English    Türkçe    فارسی   

2
1214-1223

  • O adam, suyun sesinden, âdeta boğazına kadar şaraba batmışçasına neşelenir. Yabancı kişi ise kerpicin suya düşünce bluk diye çıkardığı sesten başka bir şey duymaz.
  • Ne mutlu o kişiye ki gençlik çağını ganimet bilir de borcunu öder. 1215
  • Kudretli olduğu günlerde sıhhatli, güçlü, kuvvetli bulunduğu zamanlarda bu işi başarır.
  • Çünkü gençlik çağı, yemyeşil, terütaze bir bahçe gibi esirgemeksizin meyveleri yetiştirir.
  • Genç adamın kuvvet ve şehvet çeşmeleri akıp durur.

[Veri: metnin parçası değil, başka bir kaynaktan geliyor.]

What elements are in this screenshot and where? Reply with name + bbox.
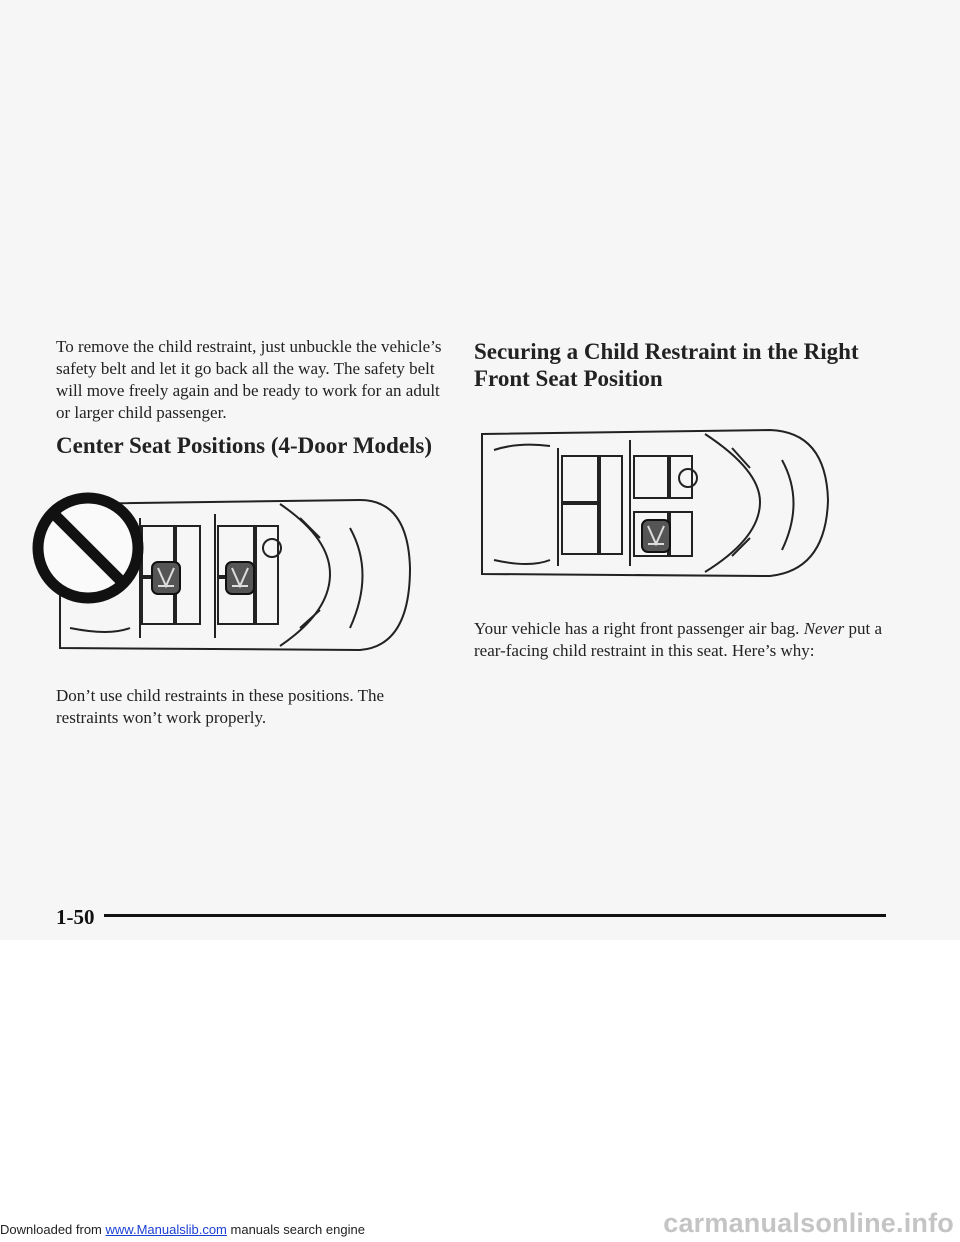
center-seat-diagram bbox=[30, 478, 420, 668]
right-front-seat-heading: Securing a Child Restraint in the Right Front Seat Position bbox=[474, 339, 859, 391]
banner-suffix: manuals search engine bbox=[230, 1222, 365, 1237]
download-banner bbox=[0, 1222, 365, 1237]
intro-text: To remove the child restraint, just unbuckle the vehicle’s safety belt and let it go back all the way. The safety belt will move freely again and be ready to work for an adult or larger child passenger. bbox=[56, 337, 442, 422]
airbag-caption-text bbox=[474, 618, 894, 662]
center-seat-caption-text: Don’t use child restraints in these positions. The restraints won’t work properly. bbox=[56, 686, 384, 727]
airbag-caption-part2: put a rear-facing child restraint in this seat. Here’s why: bbox=[474, 619, 883, 660]
right-front-seat-diagram bbox=[470, 420, 840, 588]
airbag-caption-part1: Your vehicle has a right front passenger air bag. bbox=[474, 619, 800, 638]
airbag-caption bbox=[474, 618, 894, 662]
watermark: carmanualsonline.info bbox=[663, 1208, 954, 1238]
prohibition-icon bbox=[38, 498, 138, 598]
center-seat-caption bbox=[56, 685, 448, 729]
child-seat-icon-2 bbox=[226, 562, 254, 594]
never-emphasis: Never bbox=[803, 619, 845, 638]
center-seat-heading: Center Seat Positions (4-Door Models) bbox=[56, 433, 433, 458]
manualslib-link[interactable]: www.Manualslib.com bbox=[105, 1222, 227, 1237]
page-number: 1-50 bbox=[56, 905, 95, 929]
intro-paragraph bbox=[56, 336, 448, 424]
banner-prefix: Downloaded from bbox=[0, 1222, 102, 1237]
child-seat-icon-front bbox=[642, 520, 670, 552]
footer-rule bbox=[104, 914, 886, 917]
child-seat-icon-1 bbox=[152, 562, 180, 594]
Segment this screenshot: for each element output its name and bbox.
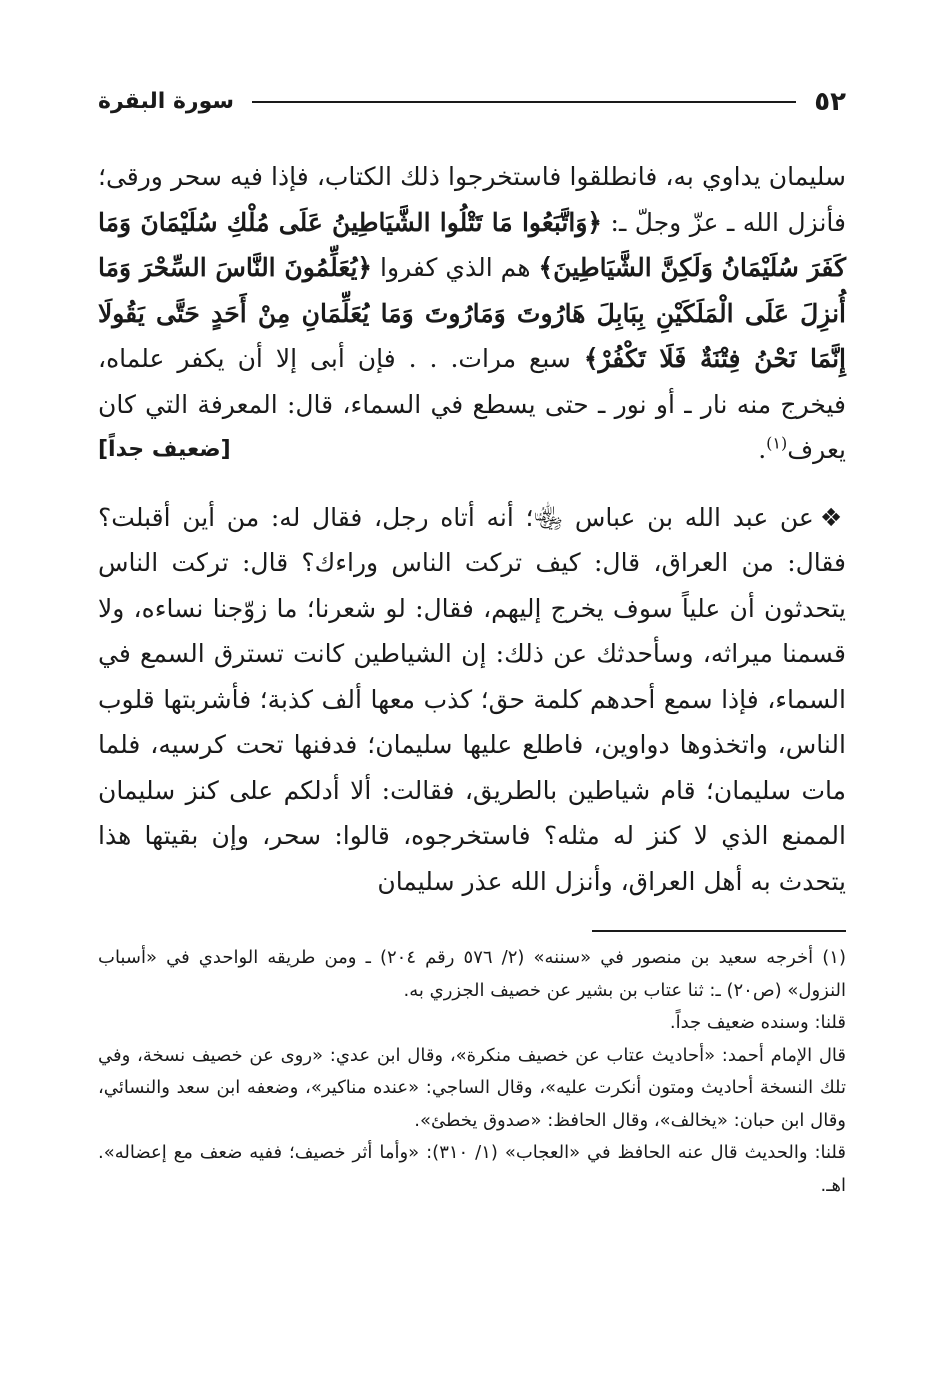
footnotes [98, 942, 846, 1202]
fleuron-bullet-icon: ❖ [819, 502, 846, 532]
paragraph-1 [98, 154, 846, 473]
footnote-reference[interactable]: (١) [766, 433, 788, 453]
paragraph-2-text: عن عبد الله بن عباس ﵄؛ أنه أتاه رجل، فقال له: من أين أقبلت؟ فقال: من العراق، قال: كيف تركت الناس وراءك؟ قال: تركت الناس يتحدثون أن علياً سوف يخرج إليهم، فقال: لو شعرنا؛ ما زوّجنا نساءه، ولا قسمنا ميراثه، وسأحدثك عن ذلك: إن الشياطين كانت تسترق السمع في السماء، فإذا سمع أحدهم كلمة حق؛ كذب معها ألف كذبة؛ فأشربتها قلوب الناس، واتخذوها دواوين، فاطلع عليها سليمان؛ فدفنها تحت كرسيه، فلما مات سليمان؛ قام شياطين بالطريق، فقالت: ألا أدلكم على كنز سليمان الممنع الذي لا كنز له مثله؟ فاستخرجوه، قالوا: سحر، وإن بقيتها هذا يتحدث به أهل العراق، وأنزل الله عذر سليمان [98, 502, 846, 896]
paragraph-1-text-a: سليمان يداوي به، فانطلقوا فاستخرجوا ذلك الكتاب، فإذا فيه سحر ورقى؛ فأنزل الله ـ عزّ وجلّ ـ: [98, 162, 846, 237]
footnote-rule [592, 930, 846, 932]
surah-title: سورة البقرة [98, 89, 235, 114]
book-page [98, 80, 846, 1340]
quran-verse-1: ﴿وَاتَّبَعُوا مَا تَتْلُوا الشَّيَاطِينُ عَلَى مُلْكِ سُلَيْمَانَ وَمَا كَفَرَ سُلَيْمَانُ وَلَكِنَّ الشَّيَاطِينَ﴾ [98, 207, 846, 282]
footnote-1-line-3: قال الإمام أحمد: «أحاديث عتاب عن خصيف منكرة»، وقال ابن عدي: «روى عن خصيف نسخة، وفي تلك النسخة أحاديث ومتون أنكرت عليه»، وقال الساجي: «عنده مناكير»، وضعفه ابن سعد والنسائي، وقال ابن حبان: «يخالف»، وقال الحافظ: «صدوق يخطئ». [98, 1044, 846, 1131]
main-text [98, 154, 846, 904]
page-header [98, 80, 846, 124]
page-number: ٥٢ [814, 87, 846, 117]
paragraph-2 [98, 495, 846, 905]
hadith-grade: [ضعيف جداً] [98, 437, 231, 462]
quran-verse-2: ﴿يُعَلِّمُونَ النَّاسَ السِّحْرَ وَمَا أُنزِلَ عَلَى الْمَلَكَيْنِ بِبَابِلَ هَارُوتَ وَمَارُوتَ وَمَا يُعَلِّمَانِ مِنْ أَحَدٍ حَتَّى يَقُولَا إِنَّمَا نَحْنُ فِتْنَةٌ فَلَا تَكْفُرْ﴾ [98, 253, 846, 373]
paragraph-1-text-c: سبع مرات. . . فإن أبى إلا أن يكفر علماه، فيخرج منه نار ـ أو نور ـ حتى يسطع في السماء، قال: المعرفة التي كان يعرف [98, 344, 846, 464]
footnote-1-line-4: قلنا: والحديث قال عنه الحافظ في «العجاب» (١/ ٣١٠): «وأما أثر خصيف؛ ففيه ضعف مع إعضاله». اهـ. [98, 1142, 846, 1196]
paragraph-1-text-d: . [758, 435, 767, 464]
footnote-1-line-2: قلنا: وسنده ضعيف جداً. [669, 1012, 846, 1033]
header-rule [252, 101, 796, 103]
paragraph-1-text-b: هم الذي كفروا [372, 253, 539, 282]
footnote-1-line-1: (١) أخرجه سعيد بن منصور في «سننه» (٢/ ٥٧٦ رقم ٢٠٤) ـ ومن طريقه الواحدي في «أسباب النزول» (ص٢٠) ـ: ثنا عتاب بن بشير عن خصيف الجزري به. [98, 947, 846, 1001]
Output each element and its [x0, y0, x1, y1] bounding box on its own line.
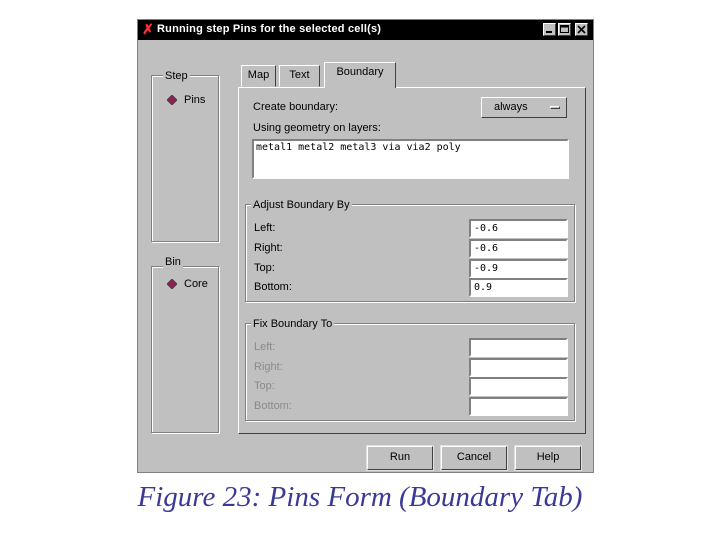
- adjust-right-label: Right:: [254, 242, 283, 254]
- title-bar[interactable]: [138, 20, 593, 40]
- bin-group: [151, 266, 219, 433]
- option-menu-indicator-icon: [550, 106, 560, 109]
- adjust-top-input[interactable]: -0.9: [469, 259, 568, 278]
- fix-top-label: Top:: [254, 380, 275, 392]
- tab-map[interactable]: Map: [241, 65, 276, 87]
- run-button[interactable]: Run: [367, 446, 433, 470]
- create-boundary-dropdown[interactable]: [481, 97, 567, 118]
- adjust-left-label: Left:: [254, 222, 276, 234]
- help-button[interactable]: Help: [515, 446, 581, 470]
- create-boundary-label: Create boundary:: [253, 101, 338, 113]
- adjust-top-label: Top:: [254, 262, 275, 274]
- minimize-icon: [544, 24, 555, 35]
- cancel-button[interactable]: Cancel: [441, 446, 507, 470]
- tab-boundary[interactable]: Boundary: [324, 62, 396, 88]
- layers-label: Using geometry on layers:: [253, 122, 381, 134]
- adjust-right-input[interactable]: -0.6: [469, 239, 568, 258]
- pins-radio-label[interactable]: Pins: [184, 94, 206, 106]
- maximize-button[interactable]: [558, 23, 571, 36]
- fix-left-input[interactable]: [469, 338, 568, 357]
- fix-top-input[interactable]: [469, 377, 568, 396]
- fix-bottom-label: Bottom:: [254, 400, 292, 412]
- bin-group-label: Bin: [165, 256, 181, 268]
- fix-boundary-label: Fix Boundary To: [253, 318, 333, 330]
- tab-text[interactable]: Text: [279, 65, 320, 87]
- adjust-left-input[interactable]: -0.6: [469, 219, 568, 238]
- fix-right-input[interactable]: [469, 358, 568, 377]
- fix-right-label: Right:: [254, 361, 283, 373]
- minimize-button[interactable]: [543, 23, 556, 36]
- core-radio-label[interactable]: Core: [184, 278, 208, 290]
- pins-form-window: [137, 19, 594, 473]
- close-button[interactable]: [575, 23, 588, 36]
- adjust-boundary-label: Adjust Boundary By: [253, 199, 350, 211]
- app-x-icon: ✗: [142, 21, 154, 37]
- create-boundary-value: always: [494, 101, 528, 113]
- adjust-bottom-input[interactable]: 0.9: [469, 278, 568, 297]
- core-radio[interactable]: [167, 279, 177, 289]
- window-title: Running step Pins for the selected cell(s): [157, 23, 382, 35]
- layers-textarea[interactable]: metal1 metal2 metal3 via via2 poly: [252, 139, 569, 179]
- maximize-icon: [559, 24, 570, 35]
- adjust-bottom-label: Bottom:: [254, 281, 292, 293]
- close-icon: [576, 24, 587, 35]
- pins-radio[interactable]: [167, 95, 177, 105]
- fix-left-label: Left:: [254, 341, 276, 353]
- step-group-label: Step: [165, 70, 188, 82]
- fix-bottom-input[interactable]: [469, 397, 568, 416]
- figure-caption: Figure 23: Pins Form (Boundary Tab): [137, 481, 583, 513]
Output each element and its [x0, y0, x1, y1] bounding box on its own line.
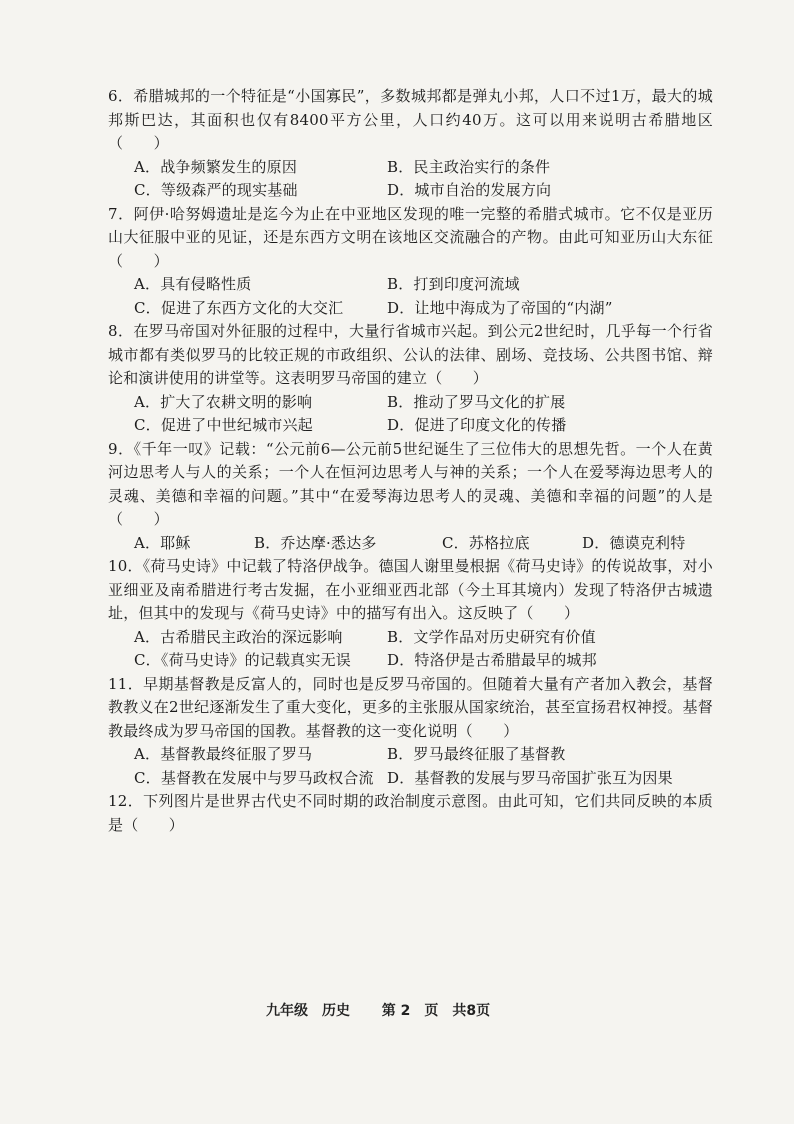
answer-options: [108, 273, 713, 320]
option-b: B．打到印度河流域: [387, 275, 520, 293]
question-stem: 10．《荷马史诗》中记载了特洛伊战争。德国人谢里曼根据《荷马史诗》的传说故事，对小亚细亚及南希腊进行考古发掘，在小亚细亚西北部（今土耳其境内）发现了特洛伊古城遗址，但其中的发现与《荷马史诗》中的描写有出入。这反映了（ ）: [108, 557, 713, 622]
option-b: B．文学作品对历史研究有价值: [387, 627, 596, 646]
option-d: D．基督教的发展与罗马帝国扩张互为因果: [387, 768, 673, 787]
option-a: A．古希腊民主政治的深远影响: [134, 627, 343, 646]
question-10: [108, 555, 713, 673]
question-stem: 8．在罗马帝国对外征服的过程中，大量行省城市兴起。到公元2世纪时，几乎每一个行省城市都有类似罗马的比较正规的市政组织、公认的法律、剧场、竞技场、公共图书馆、辩论和演讲使用的讲堂等。这表明罗马帝国的建立（ ）: [108, 322, 713, 387]
option-d: D．德谟克利特: [582, 533, 686, 552]
question-stem: 11．早期基督教是反富人的，同时也是反罗马帝国的。但随着大量有产者加入教会，基督教教义在2世纪逐渐发生了重大变化，更多的主张服从国家统治，甚至宣扬君权神授。基督教最终成为罗马帝国的国教。基督教的这一变化说明（ ）: [108, 674, 713, 740]
answer-options: [108, 626, 713, 673]
answer-options: [108, 391, 713, 438]
question-8: [108, 320, 713, 438]
question-11: [108, 673, 713, 791]
option-d: D．让地中海成为了帝国的“内湖”: [387, 298, 613, 317]
option-b: B．乔达摩·悉达多: [254, 533, 377, 552]
page-number: 第 2 页 共8页: [381, 1003, 491, 1019]
option-c: C．促进了中世纪城市兴起: [134, 416, 313, 434]
option-d: D．城市自治的发展方向: [387, 181, 552, 199]
answer-options: [108, 532, 713, 556]
question-stem: 7．阿伊·哈努姆遗址是迄今为止在中亚地区发现的唯一完整的希腊式城市。它不仅是亚历山大征服中亚的见证，还是东西方文明在该地区交流融合的产物。由此可知亚历山大东征（ ）: [108, 204, 713, 270]
option-c: C．基督教在发展中与罗马政权合流: [134, 768, 374, 787]
question-7: [108, 203, 713, 321]
option-b: B．推动了罗马文化的扩展: [387, 392, 566, 411]
option-c: C．苏格拉底: [442, 533, 530, 552]
option-c: C．促进了东西方文化的大交汇: [134, 298, 344, 317]
question-9: [108, 438, 713, 556]
option-a: A．耶稣: [134, 533, 191, 552]
grade-subject: 九年级 历史: [266, 1003, 350, 1019]
question-stem: 6．希腊城邦的一个特征是“小国寡民”，多数城邦都是弹丸小邦，人口不过1万，最大的城邦斯巴达，其面积也仅有8400平方公里，人口约40万。这可以用来说明古希腊地区（ ）: [108, 87, 713, 152]
option-b: B．民主政治实行的条件: [387, 157, 551, 176]
question-stem: 12．下列图片是世界古代史不同时期的政治制度示意图。由此可知，它们共同反映的本质是（ ）: [108, 792, 713, 834]
option-d: D．促进了印度文化的传播: [387, 416, 567, 434]
option-a: A．基督教最终征服了罗马: [134, 745, 313, 763]
answer-options: [108, 743, 713, 790]
answer-options: [108, 156, 713, 203]
option-a: A．具有侵略性质: [134, 275, 252, 293]
option-d: D．特洛伊是古希腊最早的城邦: [387, 651, 597, 669]
question-list: [108, 85, 713, 837]
question-6: [108, 85, 713, 203]
question-12: [108, 790, 713, 837]
option-b: B．罗马最终征服了基督教: [387, 745, 566, 763]
option-c: C．等级森严的现实基础: [134, 181, 298, 199]
option-a: A．战争频繁发生的原因: [134, 157, 298, 176]
question-stem: 9．《千年一叹》记载：“公元前6—公元前5世纪诞生了三位伟大的思想先哲。一个人在黄河边思考人与人的关系；一个人在恒河边思考人与神的关系；一个人在爱琴海边思考人的灵魂、美德和幸福的问题。”其中“在爱琴海边思考人的灵魂、美德和幸福的问题”的人是（ ）: [108, 439, 713, 528]
option-c: C．《荷马史诗》的记载真实无误: [134, 651, 351, 669]
page-footer: [266, 1000, 490, 1020]
option-a: A．扩大了农耕文明的影响: [134, 392, 313, 411]
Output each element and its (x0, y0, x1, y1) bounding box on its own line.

Bedenin zeminini onlarla yeşertir.
  • Gençlik; mamur, tavanı adamakıllı yüksek, dört duvarı sapasağlam bir eve benzer.
  • Ne mutlu o kişiye ki ihtiyarlık günleri gelip çatmadan, boynunu liften yapılmış iple bağlamadan… 1220
  • Toprak çoraklaşıp akmadan, kaymadan işini başarmıştır. Çünkü çorak yerden güzel nebatat asla yetişmez.
  • İhtiyarın gücü, kuvveti kesilir, şehvet suyu akmaz olur. Kendisinden de faydalanmaz, başkalarına da faydası dokunmaz.
  • Kaşları eyer kuskunu gibi aşağı düşer, gözü yaşarır, görmez olur.